WRITING in 1980, the influentia­l film critic Pauline Kael described Ridley Scott’s Alien as “a haunted-house-with-gorilla picture set in outer space”.

The line wasn’t meant as a compliment.

But it’s now often cited as a pithy summation of what makes the film great: lots of ominous creeping and creaking down corridors, while the interplane­tary equivalent of a silverback gorilla on heat dribbles down the heroine’s neck.

In the same sense, Scott’s Alien: Covenant is a mad scientist film – arguably, one of the maddest.

It’s grandiose, exhilarati­ng, vertiginou­sly cynical and symphonica­lly perverse, and about a million miles from the crowd-pleasing Alien retread Twentieth Century Fox have presumably been begging the 79-year-old director to make.

It certainly has its Alien-like moments: this is a series that feeds off our subliminal­ly churning fears of penetratio­n, pregnancy and childbirth, and there are some birth trauma set-pieces here to rival John Hurt’s classic cafeteria-table writhe-and-pop, as well as a new-but-related and sickeningl­y effective strand of horror that plays on the sanctity of human foetuses.
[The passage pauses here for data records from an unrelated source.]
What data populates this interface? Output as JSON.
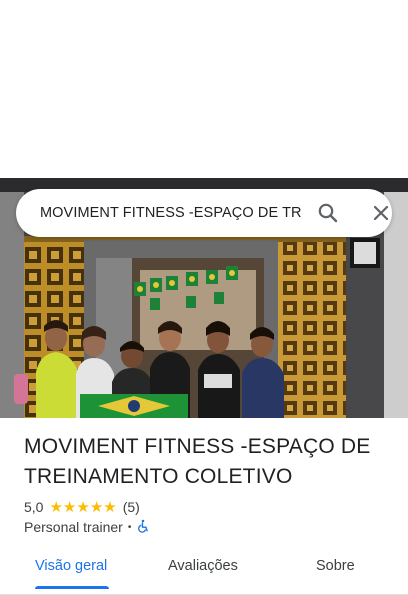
{
  "search": {
    "query": "MOVIMENT FITNESS -ESPAÇO DE TREINAMENTO COLETIVO",
    "icons": [
      "search-icon",
      "close-icon"
    ]
  },
  "place": {
    "name": "MOVIMENT FITNESS -ESPAÇO DE TREINAMENTO COLETIVO",
    "rating": "5,0",
    "stars": 5,
    "reviews": "(5)",
    "category": "Personal trainer",
    "separator": "•",
    "accessibility_icon": "wheelchair-icon"
  },
  "tabs": [
    {
      "label": "Visão geral",
      "selected": true
    },
    {
      "label": "Avaliações",
      "selected": false
    },
    {
      "label": "Sobre",
      "selected": false
    }
  ],
  "colors": {
    "accent": "#1a73e8",
    "star": "#fbbc04",
    "text": "#202124"
  }
}
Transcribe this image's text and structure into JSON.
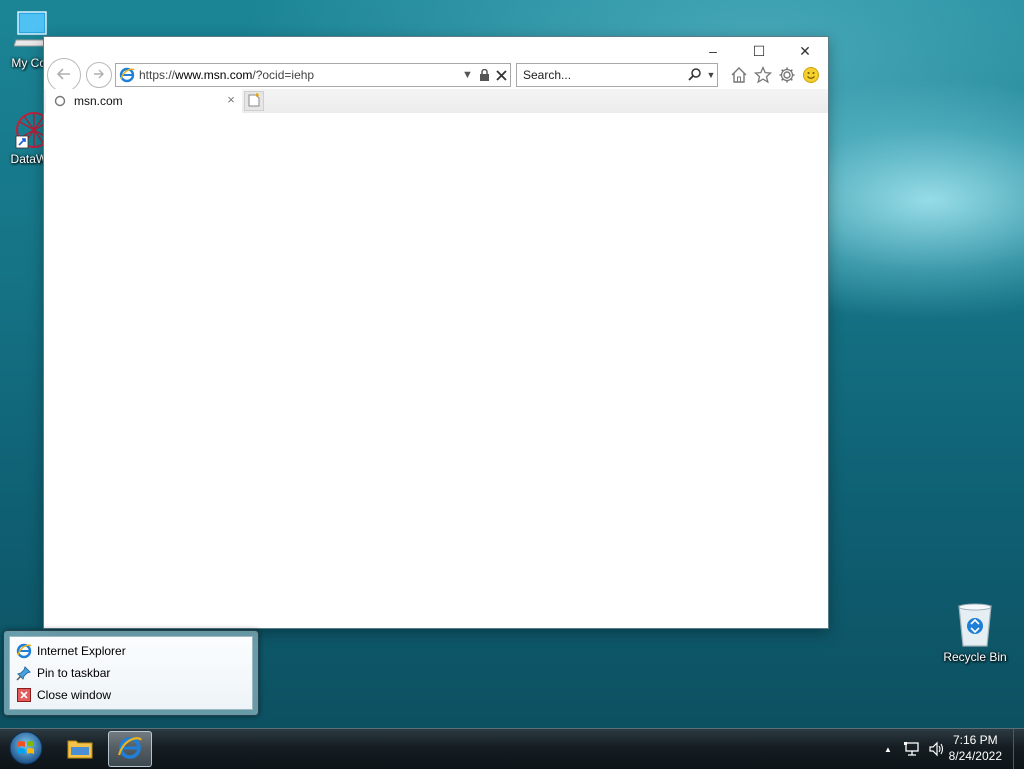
{
  "desktop": {
    "icons": [
      {
        "label": "My Con",
        "icon": "computer-icon"
      },
      {
        "label": "DataWa",
        "icon": "datawarrior-icon"
      },
      {
        "label": "Recycle Bin",
        "icon": "recycle-bin-icon"
      }
    ]
  },
  "browser": {
    "window_controls": {
      "minimize": "–",
      "maximize": "☐",
      "close": "✕"
    },
    "address": {
      "prefix": "https://",
      "domain": "www.msn.com",
      "path": "/?ocid=iehp"
    },
    "search": {
      "placeholder": "Search..."
    },
    "tab": {
      "title": "msn.com",
      "close": "×"
    },
    "toolbar_icons": [
      "home-icon",
      "favorites-star-icon",
      "tools-gear-icon",
      "feedback-smiley-icon"
    ]
  },
  "jump_list": {
    "items": [
      {
        "label": "Internet Explorer",
        "icon": "internet-explorer-icon"
      },
      {
        "label": "Pin to taskbar",
        "icon": "pin-icon"
      },
      {
        "label": "Close window",
        "icon": "close-window-icon"
      }
    ]
  },
  "taskbar": {
    "buttons": [
      "start-orb-icon",
      "file-explorer-icon",
      "internet-explorer-icon"
    ],
    "tray": {
      "expand": "▲"
    },
    "clock": {
      "time": "7:16 PM",
      "date": "8/24/2022"
    }
  }
}
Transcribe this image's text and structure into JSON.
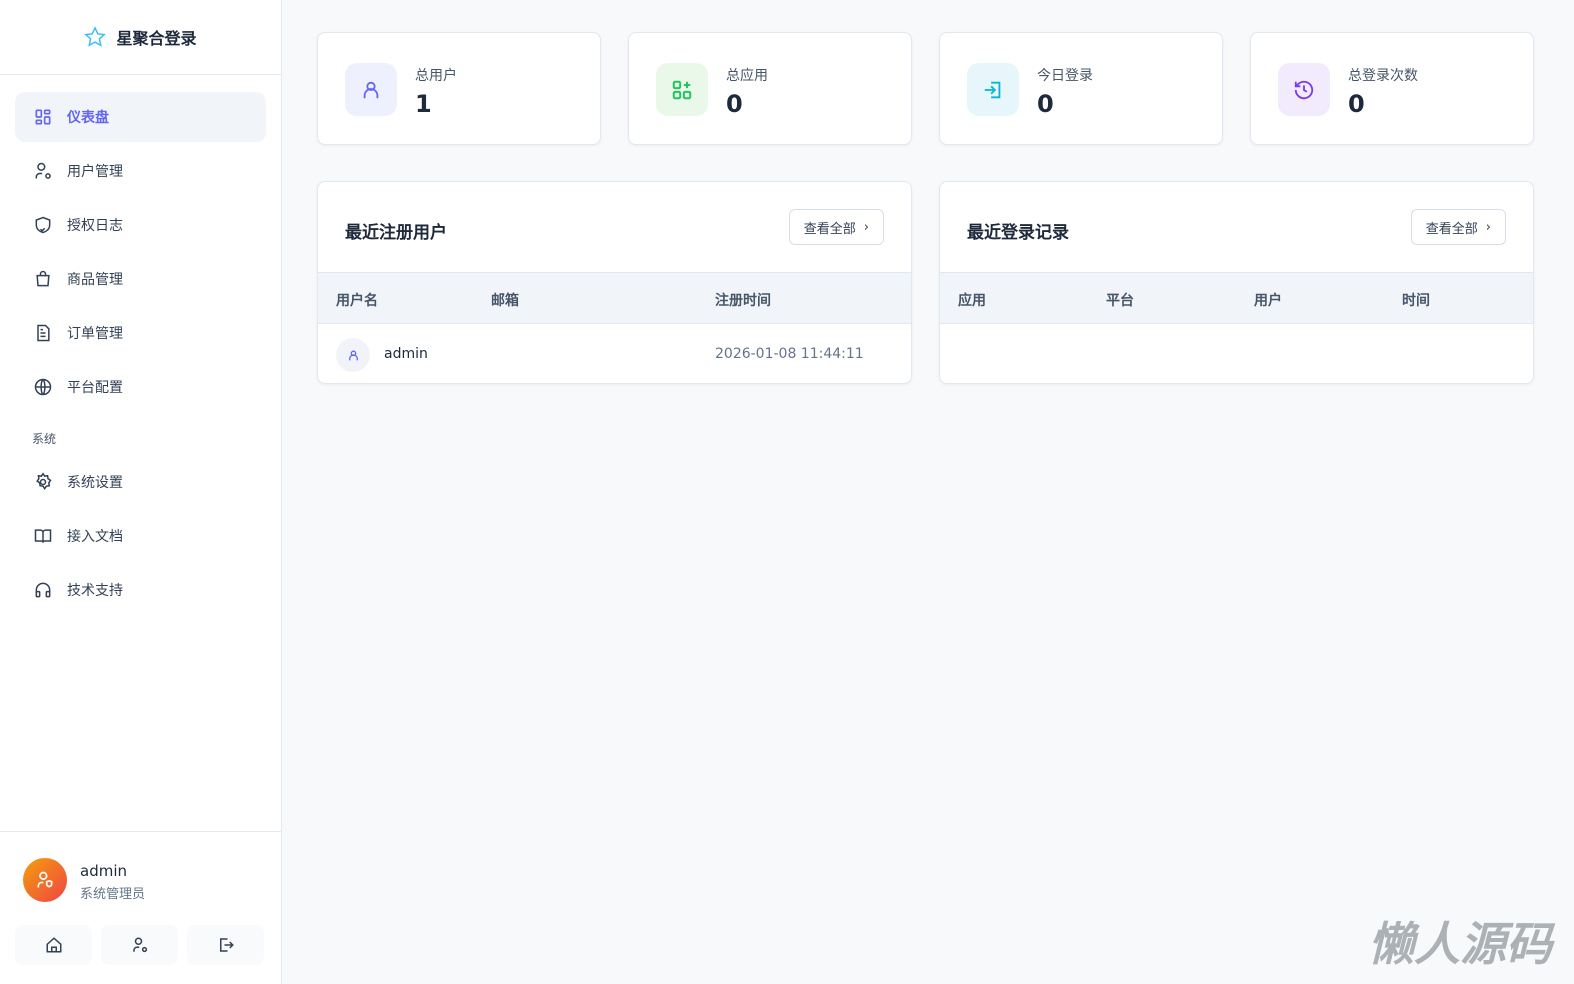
{
  "brand": {
    "title": "星聚合登录"
  },
  "nav": {
    "items": [
      {
        "label": "仪表盘"
      },
      {
        "label": "用户管理"
      },
      {
        "label": "授权日志"
      },
      {
        "label": "商品管理"
      },
      {
        "label": "订单管理"
      },
      {
        "label": "平台配置"
      }
    ],
    "section": "系统",
    "system_items": [
      {
        "label": "系统设置"
      },
      {
        "label": "接入文档"
      },
      {
        "label": "技术支持"
      }
    ]
  },
  "user": {
    "name": "admin",
    "role": "系统管理员"
  },
  "stats": [
    {
      "label": "总用户",
      "value": "1"
    },
    {
      "label": "总应用",
      "value": "0"
    },
    {
      "label": "今日登录",
      "value": "0"
    },
    {
      "label": "总登录次数",
      "value": "0"
    }
  ],
  "recent_users": {
    "title": "最近注册用户",
    "view_all": "查看全部",
    "columns": [
      "用户名",
      "邮箱",
      "注册时间"
    ],
    "rows": [
      {
        "username": "admin",
        "email": "",
        "time": "2026-01-08 11:44:11"
      }
    ]
  },
  "recent_logins": {
    "title": "最近登录记录",
    "view_all": "查看全部",
    "columns": [
      "应用",
      "平台",
      "用户",
      "时间"
    ],
    "rows": []
  },
  "watermark": "懒人源码"
}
But it’s also very much a sequel to Scott’s previous 2012 Alien “origin story” Prometheus – and every cryptic, half-explored creation metaphor from that film comes lurching into focus here.

As in Prometheus, the story is quietly located in the run-up to Christmas – an early caption sets the start date as December 5 2104.

An eerie prologue reintroduc­es the android David (Michael Fassbender), one of Prometheus’s few survivors, whom we see talking to his creator Weyland (Guy Pearce) in flashback.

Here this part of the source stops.